In early July, the couple – who live just down the street from the building – crafted and distributed a two-page handout for those attending a public meeting about the imminent loss of one of Leslieville’s oldest commercial buildings.
They also joined the Leslieville Historical Society (LHS), which made the effort to save 887 Queen from demolition – its first major preservation challenge.
“When I entered into this back in July I thought it was a lost cause,” Hudson Hill admitted during a recent interview.
“It’s just a wonderful kind of story and it’s unexpected in some ways. This is really one of those stories about people making a difference.”
In October, a meeting took place with Toronto-Danforth Councillor Paula Fletcher, developer Chris Harhay, and members of the community.
At that time, the developer offered three options: keep the façade as is and construct around it; dismantle the façade brick by brick, categorize and restore it, and re-install the north and east walls; or recreate the façade from new materials.
“We had long discussions and we ended up supporting that option. We were realists from the outset,” Hudson Hill said, adding the LHS understood saving the entire building was an extremely expensive and ambitious goal.

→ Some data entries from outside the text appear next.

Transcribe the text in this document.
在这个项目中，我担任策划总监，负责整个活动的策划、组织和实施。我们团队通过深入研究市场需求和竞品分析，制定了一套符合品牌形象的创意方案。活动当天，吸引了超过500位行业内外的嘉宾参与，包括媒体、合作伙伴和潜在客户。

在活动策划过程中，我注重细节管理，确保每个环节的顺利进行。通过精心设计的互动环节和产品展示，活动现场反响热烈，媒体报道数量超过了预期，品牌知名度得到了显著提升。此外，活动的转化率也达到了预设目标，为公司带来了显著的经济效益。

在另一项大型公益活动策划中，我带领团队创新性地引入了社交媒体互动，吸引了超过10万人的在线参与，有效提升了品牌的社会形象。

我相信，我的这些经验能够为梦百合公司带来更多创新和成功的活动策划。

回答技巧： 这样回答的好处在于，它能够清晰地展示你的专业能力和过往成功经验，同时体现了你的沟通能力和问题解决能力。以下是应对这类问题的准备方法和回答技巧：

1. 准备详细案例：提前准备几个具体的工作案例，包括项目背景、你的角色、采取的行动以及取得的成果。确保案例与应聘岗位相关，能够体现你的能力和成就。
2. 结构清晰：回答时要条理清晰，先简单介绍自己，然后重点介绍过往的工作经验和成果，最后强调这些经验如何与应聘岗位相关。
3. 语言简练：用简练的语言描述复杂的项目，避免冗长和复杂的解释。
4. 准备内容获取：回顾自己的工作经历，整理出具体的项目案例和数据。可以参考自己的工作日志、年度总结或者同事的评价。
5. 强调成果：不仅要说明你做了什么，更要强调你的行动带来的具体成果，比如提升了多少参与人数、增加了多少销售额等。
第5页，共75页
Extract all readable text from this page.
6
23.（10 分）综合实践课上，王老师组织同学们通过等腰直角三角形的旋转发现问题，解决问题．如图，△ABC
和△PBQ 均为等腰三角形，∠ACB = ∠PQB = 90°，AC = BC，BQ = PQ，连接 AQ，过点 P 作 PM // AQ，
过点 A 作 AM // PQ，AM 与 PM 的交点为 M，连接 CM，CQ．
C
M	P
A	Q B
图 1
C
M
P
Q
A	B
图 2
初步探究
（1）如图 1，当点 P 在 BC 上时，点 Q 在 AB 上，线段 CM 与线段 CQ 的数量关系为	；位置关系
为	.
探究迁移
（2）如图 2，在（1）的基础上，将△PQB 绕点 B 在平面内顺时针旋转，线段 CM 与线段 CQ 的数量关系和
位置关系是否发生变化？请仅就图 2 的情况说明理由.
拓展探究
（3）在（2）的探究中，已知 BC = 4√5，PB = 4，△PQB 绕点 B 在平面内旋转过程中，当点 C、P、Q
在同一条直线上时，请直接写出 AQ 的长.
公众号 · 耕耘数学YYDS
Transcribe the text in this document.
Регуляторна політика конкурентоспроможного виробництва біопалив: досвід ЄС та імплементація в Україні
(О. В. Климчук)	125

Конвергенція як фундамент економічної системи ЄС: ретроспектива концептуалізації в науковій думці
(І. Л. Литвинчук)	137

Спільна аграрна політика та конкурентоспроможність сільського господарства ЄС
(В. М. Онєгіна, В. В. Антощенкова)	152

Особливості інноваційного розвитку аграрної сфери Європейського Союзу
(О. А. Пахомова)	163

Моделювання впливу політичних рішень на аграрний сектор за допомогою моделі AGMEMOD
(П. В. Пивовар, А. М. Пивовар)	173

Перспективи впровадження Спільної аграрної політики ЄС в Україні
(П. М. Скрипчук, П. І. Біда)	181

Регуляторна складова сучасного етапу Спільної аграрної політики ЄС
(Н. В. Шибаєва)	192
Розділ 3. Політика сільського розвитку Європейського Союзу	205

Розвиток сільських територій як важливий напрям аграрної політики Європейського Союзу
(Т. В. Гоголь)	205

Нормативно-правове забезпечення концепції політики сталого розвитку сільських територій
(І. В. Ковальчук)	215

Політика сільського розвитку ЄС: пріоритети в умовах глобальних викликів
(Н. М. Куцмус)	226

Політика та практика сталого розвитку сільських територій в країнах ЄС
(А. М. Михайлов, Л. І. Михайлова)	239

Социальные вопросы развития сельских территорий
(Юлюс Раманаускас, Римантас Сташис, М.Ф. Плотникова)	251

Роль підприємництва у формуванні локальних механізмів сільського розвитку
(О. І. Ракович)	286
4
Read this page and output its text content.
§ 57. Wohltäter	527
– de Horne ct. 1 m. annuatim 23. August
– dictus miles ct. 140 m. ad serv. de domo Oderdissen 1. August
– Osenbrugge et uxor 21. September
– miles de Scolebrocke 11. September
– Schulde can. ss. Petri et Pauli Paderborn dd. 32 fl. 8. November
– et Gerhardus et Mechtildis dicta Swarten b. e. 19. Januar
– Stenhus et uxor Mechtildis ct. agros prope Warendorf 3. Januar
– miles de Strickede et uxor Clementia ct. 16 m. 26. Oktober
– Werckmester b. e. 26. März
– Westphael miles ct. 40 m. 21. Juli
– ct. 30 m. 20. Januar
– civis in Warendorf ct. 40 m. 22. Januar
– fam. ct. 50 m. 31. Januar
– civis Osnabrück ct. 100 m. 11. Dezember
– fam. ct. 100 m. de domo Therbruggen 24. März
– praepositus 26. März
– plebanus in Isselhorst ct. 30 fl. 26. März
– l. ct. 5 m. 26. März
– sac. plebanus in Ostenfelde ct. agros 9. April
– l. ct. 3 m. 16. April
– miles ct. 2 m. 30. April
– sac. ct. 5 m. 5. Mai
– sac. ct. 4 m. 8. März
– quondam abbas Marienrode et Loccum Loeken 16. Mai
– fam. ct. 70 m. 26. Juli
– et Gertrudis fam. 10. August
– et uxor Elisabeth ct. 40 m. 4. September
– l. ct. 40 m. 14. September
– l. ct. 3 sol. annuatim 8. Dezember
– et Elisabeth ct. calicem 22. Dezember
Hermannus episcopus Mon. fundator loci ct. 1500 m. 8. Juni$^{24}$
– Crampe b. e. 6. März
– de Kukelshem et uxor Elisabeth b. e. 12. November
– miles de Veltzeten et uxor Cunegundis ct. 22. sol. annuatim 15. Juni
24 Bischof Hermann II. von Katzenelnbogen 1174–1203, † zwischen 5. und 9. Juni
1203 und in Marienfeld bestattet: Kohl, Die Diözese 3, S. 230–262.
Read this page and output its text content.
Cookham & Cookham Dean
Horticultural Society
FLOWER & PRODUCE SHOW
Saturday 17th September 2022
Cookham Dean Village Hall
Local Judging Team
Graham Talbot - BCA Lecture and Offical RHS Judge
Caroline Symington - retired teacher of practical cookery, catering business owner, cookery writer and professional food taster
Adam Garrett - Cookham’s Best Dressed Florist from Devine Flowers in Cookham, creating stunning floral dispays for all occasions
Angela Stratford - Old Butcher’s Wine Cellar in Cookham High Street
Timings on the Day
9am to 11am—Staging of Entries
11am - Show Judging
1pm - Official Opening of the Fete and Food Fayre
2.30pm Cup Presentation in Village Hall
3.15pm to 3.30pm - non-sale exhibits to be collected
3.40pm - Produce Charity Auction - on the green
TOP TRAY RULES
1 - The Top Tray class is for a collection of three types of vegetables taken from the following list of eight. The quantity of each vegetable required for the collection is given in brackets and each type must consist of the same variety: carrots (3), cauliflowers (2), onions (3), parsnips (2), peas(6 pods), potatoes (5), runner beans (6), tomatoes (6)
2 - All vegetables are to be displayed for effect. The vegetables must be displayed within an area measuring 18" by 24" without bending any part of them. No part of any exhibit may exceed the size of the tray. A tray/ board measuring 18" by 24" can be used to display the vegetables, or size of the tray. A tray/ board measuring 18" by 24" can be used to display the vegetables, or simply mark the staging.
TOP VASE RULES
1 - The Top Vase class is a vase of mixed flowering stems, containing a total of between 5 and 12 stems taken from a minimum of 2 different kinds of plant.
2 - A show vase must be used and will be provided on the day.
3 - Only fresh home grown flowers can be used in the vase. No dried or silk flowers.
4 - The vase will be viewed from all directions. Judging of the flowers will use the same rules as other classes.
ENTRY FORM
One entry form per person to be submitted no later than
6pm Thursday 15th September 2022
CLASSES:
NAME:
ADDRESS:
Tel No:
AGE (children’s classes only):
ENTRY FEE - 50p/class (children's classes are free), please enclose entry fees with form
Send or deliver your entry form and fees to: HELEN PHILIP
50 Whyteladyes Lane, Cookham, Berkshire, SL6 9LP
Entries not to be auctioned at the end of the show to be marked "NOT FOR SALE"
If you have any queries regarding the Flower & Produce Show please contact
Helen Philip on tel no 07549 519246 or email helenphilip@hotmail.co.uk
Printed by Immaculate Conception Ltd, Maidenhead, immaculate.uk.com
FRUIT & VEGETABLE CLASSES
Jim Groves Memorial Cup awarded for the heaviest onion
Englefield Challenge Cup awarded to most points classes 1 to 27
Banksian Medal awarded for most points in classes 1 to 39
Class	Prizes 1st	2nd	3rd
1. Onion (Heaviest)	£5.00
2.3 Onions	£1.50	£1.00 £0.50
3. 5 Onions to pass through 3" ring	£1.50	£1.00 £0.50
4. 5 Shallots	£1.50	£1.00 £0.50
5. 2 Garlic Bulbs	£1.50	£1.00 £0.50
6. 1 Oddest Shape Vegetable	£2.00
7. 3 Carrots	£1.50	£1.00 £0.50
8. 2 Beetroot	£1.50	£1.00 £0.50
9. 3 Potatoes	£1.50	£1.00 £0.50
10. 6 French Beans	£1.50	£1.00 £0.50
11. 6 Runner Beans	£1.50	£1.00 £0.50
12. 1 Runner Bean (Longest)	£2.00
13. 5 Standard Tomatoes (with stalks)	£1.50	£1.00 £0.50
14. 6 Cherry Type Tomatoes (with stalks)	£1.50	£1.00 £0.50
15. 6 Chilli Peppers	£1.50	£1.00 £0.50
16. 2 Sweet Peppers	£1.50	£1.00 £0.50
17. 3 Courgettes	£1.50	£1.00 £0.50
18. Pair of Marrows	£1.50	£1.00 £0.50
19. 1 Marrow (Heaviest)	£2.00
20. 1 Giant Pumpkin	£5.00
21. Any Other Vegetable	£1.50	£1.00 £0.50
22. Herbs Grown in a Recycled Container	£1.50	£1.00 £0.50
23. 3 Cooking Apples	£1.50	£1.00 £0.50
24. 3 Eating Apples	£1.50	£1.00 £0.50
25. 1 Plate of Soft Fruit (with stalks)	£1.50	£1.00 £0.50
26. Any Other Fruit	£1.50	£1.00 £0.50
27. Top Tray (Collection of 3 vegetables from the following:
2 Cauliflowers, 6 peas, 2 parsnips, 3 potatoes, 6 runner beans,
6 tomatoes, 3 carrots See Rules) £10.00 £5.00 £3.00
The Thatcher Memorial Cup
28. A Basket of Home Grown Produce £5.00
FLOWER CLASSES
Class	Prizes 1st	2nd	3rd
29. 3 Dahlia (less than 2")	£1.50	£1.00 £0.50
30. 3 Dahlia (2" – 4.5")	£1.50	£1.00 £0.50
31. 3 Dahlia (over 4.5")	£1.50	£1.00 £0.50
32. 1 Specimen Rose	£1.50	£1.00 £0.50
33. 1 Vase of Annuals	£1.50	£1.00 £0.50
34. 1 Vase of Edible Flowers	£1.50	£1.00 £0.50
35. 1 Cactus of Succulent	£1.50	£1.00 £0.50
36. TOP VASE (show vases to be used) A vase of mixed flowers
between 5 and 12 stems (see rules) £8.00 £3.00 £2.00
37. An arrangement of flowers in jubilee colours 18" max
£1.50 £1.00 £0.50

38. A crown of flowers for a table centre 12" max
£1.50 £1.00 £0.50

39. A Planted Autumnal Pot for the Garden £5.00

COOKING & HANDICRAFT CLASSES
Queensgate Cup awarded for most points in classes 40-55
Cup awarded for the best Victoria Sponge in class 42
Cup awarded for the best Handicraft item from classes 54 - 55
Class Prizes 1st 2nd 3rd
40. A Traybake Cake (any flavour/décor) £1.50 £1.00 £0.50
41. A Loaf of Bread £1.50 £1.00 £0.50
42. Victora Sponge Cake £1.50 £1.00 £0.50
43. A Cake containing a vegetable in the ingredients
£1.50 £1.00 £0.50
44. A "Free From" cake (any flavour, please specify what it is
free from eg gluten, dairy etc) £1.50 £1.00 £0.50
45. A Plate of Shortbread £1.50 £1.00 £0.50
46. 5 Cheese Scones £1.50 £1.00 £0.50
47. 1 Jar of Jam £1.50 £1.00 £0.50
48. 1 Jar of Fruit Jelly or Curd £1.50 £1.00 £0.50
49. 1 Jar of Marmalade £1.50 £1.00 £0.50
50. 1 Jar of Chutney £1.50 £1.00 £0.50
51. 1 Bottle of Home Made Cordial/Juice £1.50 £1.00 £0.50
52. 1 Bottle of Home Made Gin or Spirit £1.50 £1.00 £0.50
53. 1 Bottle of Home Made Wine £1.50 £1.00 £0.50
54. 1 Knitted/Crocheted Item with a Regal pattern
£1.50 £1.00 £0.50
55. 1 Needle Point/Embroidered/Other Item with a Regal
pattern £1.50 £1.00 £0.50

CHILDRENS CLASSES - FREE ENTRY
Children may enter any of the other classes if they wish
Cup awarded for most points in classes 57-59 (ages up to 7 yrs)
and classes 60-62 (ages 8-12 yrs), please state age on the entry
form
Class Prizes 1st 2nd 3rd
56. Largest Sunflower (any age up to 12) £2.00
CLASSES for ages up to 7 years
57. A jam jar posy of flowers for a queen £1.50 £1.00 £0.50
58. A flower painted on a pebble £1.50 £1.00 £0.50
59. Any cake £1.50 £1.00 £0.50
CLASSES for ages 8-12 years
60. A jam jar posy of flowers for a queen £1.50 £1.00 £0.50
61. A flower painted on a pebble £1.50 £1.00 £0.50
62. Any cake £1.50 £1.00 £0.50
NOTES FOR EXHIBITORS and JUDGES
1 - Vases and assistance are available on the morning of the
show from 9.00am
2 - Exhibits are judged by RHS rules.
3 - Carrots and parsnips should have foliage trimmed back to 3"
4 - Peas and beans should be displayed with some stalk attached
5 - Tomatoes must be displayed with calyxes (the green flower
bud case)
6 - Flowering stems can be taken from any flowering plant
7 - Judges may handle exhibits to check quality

The Leslieville Historical Society decided to support the second proposal.
Chris Harhay, the president of Harhay Construction Management Ltd., said he heard about the importance of preserving the façade of 887 Queen and was receptive to making it happen.
“I think it’s just a really excellent opportunity to create a wonderful mixed-use development,” he said, calling the effort a “great example of a collaboration between the community the city, the Red Door, and us as a developer. In the end it’s a much better building and I think it’s going to be a model for future development. I feel this is an opportunity for us to give back to the community. It’s a legacy.”
Harhay said the new plans resulted in a six-month delay but the result is something everyone is happy with.
All involved agreed the Burgess Building was worth saving in some way. It was deemed a historic property of note that warrants further study to determine if it merits heritage designation in the July 2014 Leslieville Urban Design Guidelines.
City planning staff also supported the project, which was approved at the January meeting of Toronto and East York Community Council. Toronto City Council gave the final green light Feb. 3.
Fletcher, who called the Burgess Building a “real east-end landmark,” said she was successful in her promise to do everything in power to she could to incorporate the building into the new development.
“I said I would make that happen and I did,” she said during a recent interview.
The Ward 30 representative went on to say that reworking the numbers to allow for some extra density and some commercial leeway was what made incorporating the building’s façade into the new development a reality.
“No one really likes to change their plans and there were significant changes from what was presented in August,” Fletcher said, adding the extra effort was worth it despite the inconvenience and the delays it incurred.
“It’s really important that in the first redevelopment there that the heritage piece be clearly recognized and it happened.”